The World Health Organisation has received reports of at least 228 probable cases of child hepatitis, with dozens more under investigation.

“As of May 1, at least 228 probable cases were reported to WHO from 20 countries with over 50 additional cases under investigation,” the WHO’s Tarik Jasarevic told a Geneva press briefing.

Health authorities around the world are probing a mysterious increase in severe cases of hepatitis – inflammation of the liver – in young children that has resulted in at least one death to date.

The majority of cases to date have been reported in the UK.

Other countries including the United States, Israel, Denmark, Ireland, the Netherlands and Spain have also reported smaller numbers of cases.

Mild paediatric hepatitis is not unheard of, but the cases first raised the alarm in Scotland, on 6 April, because children were very sick.

Several have even needed liver transplants and one child has died.

The leading theory is viral infection, probably with an adenovirus – a common family of viruses that can cause the common cold, among other conditions.
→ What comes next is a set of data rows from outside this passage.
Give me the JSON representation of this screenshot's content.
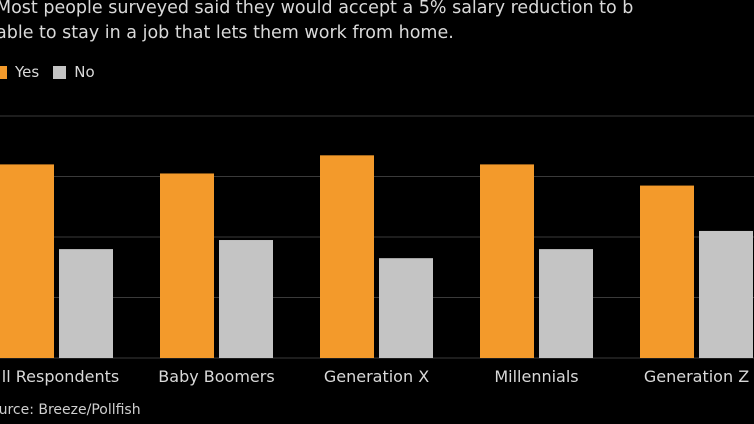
{
  "colors": {
    "background": "#000000",
    "yes": "#f39a2b",
    "no": "#c4c4c4",
    "grid": "#3a3a3a",
    "text": "#d9d9d9"
  },
  "header": {
    "subtitle_line1": "Most people surveyed said they would accept a 5% salary reduction to b",
    "subtitle_line2": "able to stay in a job that lets them work from home."
  },
  "legend": {
    "items": [
      {
        "label": "Yes",
        "color": "#f39a2b"
      },
      {
        "label": "No",
        "color": "#c4c4c4"
      }
    ]
  },
  "footer": {
    "source": "ource: Breeze/Pollfish"
  },
  "chart_data": {
    "type": "bar",
    "categories": [
      "ll Respondents",
      "Baby Boomers",
      "Generation X",
      "Millennials",
      "Generation Z"
    ],
    "series": [
      {
        "name": "Yes",
        "values": [
          64,
          61,
          67,
          64,
          57
        ]
      },
      {
        "name": "No",
        "values": [
          36,
          39,
          33,
          36,
          42
        ]
      }
    ],
    "ylim": [
      0,
      80
    ],
    "grid": true,
    "legend_position": "top-left"
  }
}
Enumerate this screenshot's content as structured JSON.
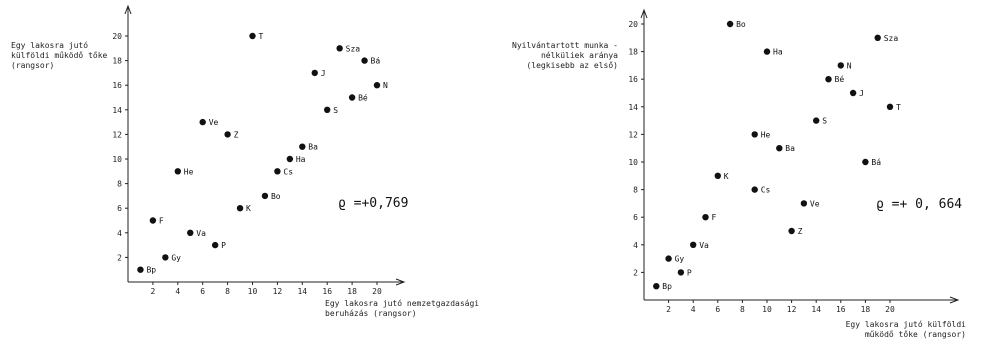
{
  "chart_data": [
    {
      "type": "scatter",
      "title": "",
      "xlabel": [
        "Egy lakosra jutó nemzetgazdasági",
        "beruházás (rangsor)"
      ],
      "ylabel": [
        "Egy lakosra jutó",
        "külföldi működő tőke",
        "(rangsor)"
      ],
      "xlim": [
        0,
        21
      ],
      "ylim": [
        0,
        21
      ],
      "xticks": [
        2,
        4,
        6,
        8,
        10,
        12,
        14,
        16,
        18,
        20
      ],
      "yticks": [
        2,
        4,
        6,
        8,
        10,
        12,
        14,
        16,
        18,
        20
      ],
      "annotation": "ϱ =+0,769",
      "points": [
        {
          "label": "Bp",
          "x": 1,
          "y": 1
        },
        {
          "label": "Gy",
          "x": 3,
          "y": 2
        },
        {
          "label": "P",
          "x": 7,
          "y": 3
        },
        {
          "label": "Va",
          "x": 5,
          "y": 4
        },
        {
          "label": "F",
          "x": 2,
          "y": 5
        },
        {
          "label": "K",
          "x": 9,
          "y": 6
        },
        {
          "label": "Bo",
          "x": 11,
          "y": 7
        },
        {
          "label": "He",
          "x": 4,
          "y": 9
        },
        {
          "label": "Cs",
          "x": 12,
          "y": 9
        },
        {
          "label": "Ha",
          "x": 13,
          "y": 10
        },
        {
          "label": "Ba",
          "x": 14,
          "y": 11
        },
        {
          "label": "Z",
          "x": 8,
          "y": 12
        },
        {
          "label": "Ve",
          "x": 6,
          "y": 13
        },
        {
          "label": "S",
          "x": 16,
          "y": 14
        },
        {
          "label": "Bé",
          "x": 18,
          "y": 15
        },
        {
          "label": "N",
          "x": 20,
          "y": 16
        },
        {
          "label": "J",
          "x": 15,
          "y": 17
        },
        {
          "label": "Bá",
          "x": 19,
          "y": 18
        },
        {
          "label": "Sza",
          "x": 17,
          "y": 19
        },
        {
          "label": "T",
          "x": 10,
          "y": 20
        }
      ]
    },
    {
      "type": "scatter",
      "title": "",
      "xlabel": [
        "Egy lakosra jutó külföldi",
        "működő tőke (rangsor)"
      ],
      "ylabel": [
        "Nyilvántartott munka -",
        "nélküliek aránya",
        "(legkisebb az első)"
      ],
      "xlim": [
        0,
        21
      ],
      "ylim": [
        0,
        21
      ],
      "xticks": [
        2,
        4,
        6,
        8,
        10,
        12,
        14,
        16,
        18,
        20
      ],
      "yticks": [
        2,
        4,
        6,
        8,
        10,
        12,
        14,
        16,
        18,
        20
      ],
      "annotation": "ϱ =+ 0, 664",
      "points": [
        {
          "label": "Bp",
          "x": 1,
          "y": 1
        },
        {
          "label": "P",
          "x": 3,
          "y": 2
        },
        {
          "label": "Gy",
          "x": 2,
          "y": 3
        },
        {
          "label": "Va",
          "x": 4,
          "y": 4
        },
        {
          "label": "Z",
          "x": 12,
          "y": 5
        },
        {
          "label": "F",
          "x": 5,
          "y": 6
        },
        {
          "label": "Ve",
          "x": 13,
          "y": 7
        },
        {
          "label": "Cs",
          "x": 9,
          "y": 8
        },
        {
          "label": "K",
          "x": 6,
          "y": 9
        },
        {
          "label": "Bá",
          "x": 18,
          "y": 10
        },
        {
          "label": "Ba",
          "x": 11,
          "y": 11
        },
        {
          "label": "He",
          "x": 9,
          "y": 12
        },
        {
          "label": "S",
          "x": 14,
          "y": 13
        },
        {
          "label": "T",
          "x": 20,
          "y": 14
        },
        {
          "label": "J",
          "x": 17,
          "y": 15
        },
        {
          "label": "Bé",
          "x": 15,
          "y": 16
        },
        {
          "label": "N",
          "x": 16,
          "y": 17
        },
        {
          "label": "Ha",
          "x": 10,
          "y": 18
        },
        {
          "label": "Sza",
          "x": 19,
          "y": 19
        },
        {
          "label": "Bo",
          "x": 7,
          "y": 20
        }
      ]
    }
  ]
}
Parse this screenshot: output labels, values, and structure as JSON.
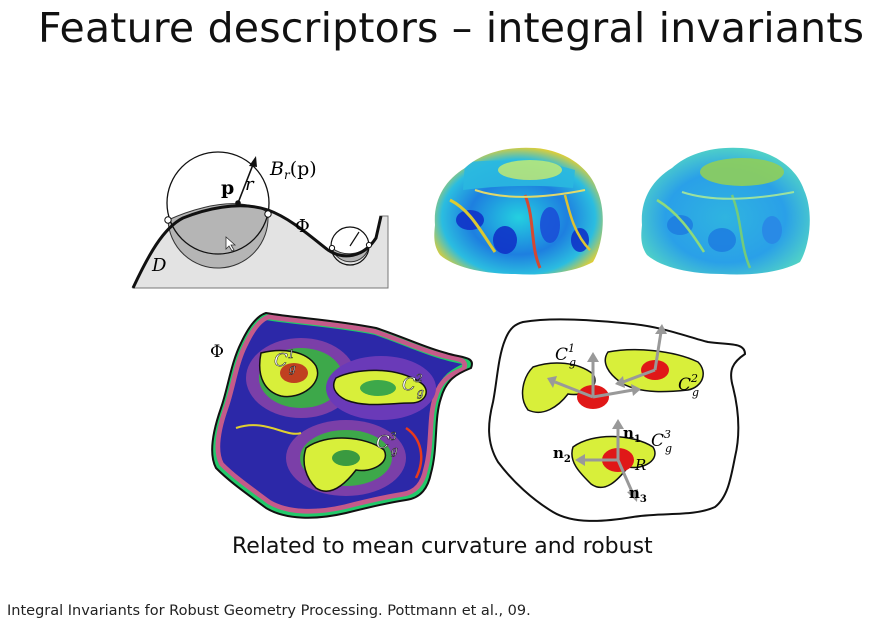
{
  "slide": {
    "title": "Feature descriptors – integral invariants",
    "caption": "Related to mean curvature and robust",
    "citation": "Integral Invariants for Robust Geometry Processing. Pottmann et al., 09."
  },
  "diagram_ball": {
    "ball_label": "B",
    "ball_sub": "r",
    "ball_arg": "(p)",
    "point_label": "p",
    "radius_label": "r",
    "surface_label": "Φ",
    "domain_label": "D"
  },
  "diagram_patch": {
    "surface_label": "Φ",
    "region_labels": [
      {
        "base": "C",
        "sub": "g",
        "sup": "1"
      },
      {
        "base": "C",
        "sub": "g",
        "sup": "2"
      },
      {
        "base": "C",
        "sub": "g",
        "sup": "3"
      }
    ]
  },
  "diagram_normals": {
    "region_labels": [
      {
        "base": "C",
        "sub": "g",
        "sup": "1"
      },
      {
        "base": "C",
        "sub": "g",
        "sup": "2"
      },
      {
        "base": "C",
        "sub": "g",
        "sup": "3"
      }
    ],
    "normal_labels": [
      {
        "base": "n",
        "sub": "1"
      },
      {
        "base": "n",
        "sub": "2"
      },
      {
        "base": "n",
        "sub": "3"
      }
    ],
    "radius_label": "R"
  },
  "colors": {
    "curvature_low": "#1f3fd6",
    "curvature_mid": "#33c3dd",
    "curvature_high": "#e83a1c",
    "feature_region": "#d8ef3a",
    "ball_marker": "#e01818"
  }
}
One kind of adenovirus, type 41, commonly causes acute gastroenteritis, and there have been reports of it causing hepatitis in immunocompromised children, but never previously in healthy children.

Public Health Scotland’s director, Jim McMenamin, has said work is under way to establish if the adenovirus involved had mutated to cause more severe disease, or if it could be causing the problems “in tandem” with another virus, including possibly SARS-CoV-2, the virus that causes COVID-19.

It is also possible that a novel pathogen may be involved, or exposure to a toxin, but the geographic spread of cases suggests infection is a more likely explanation, scientists say.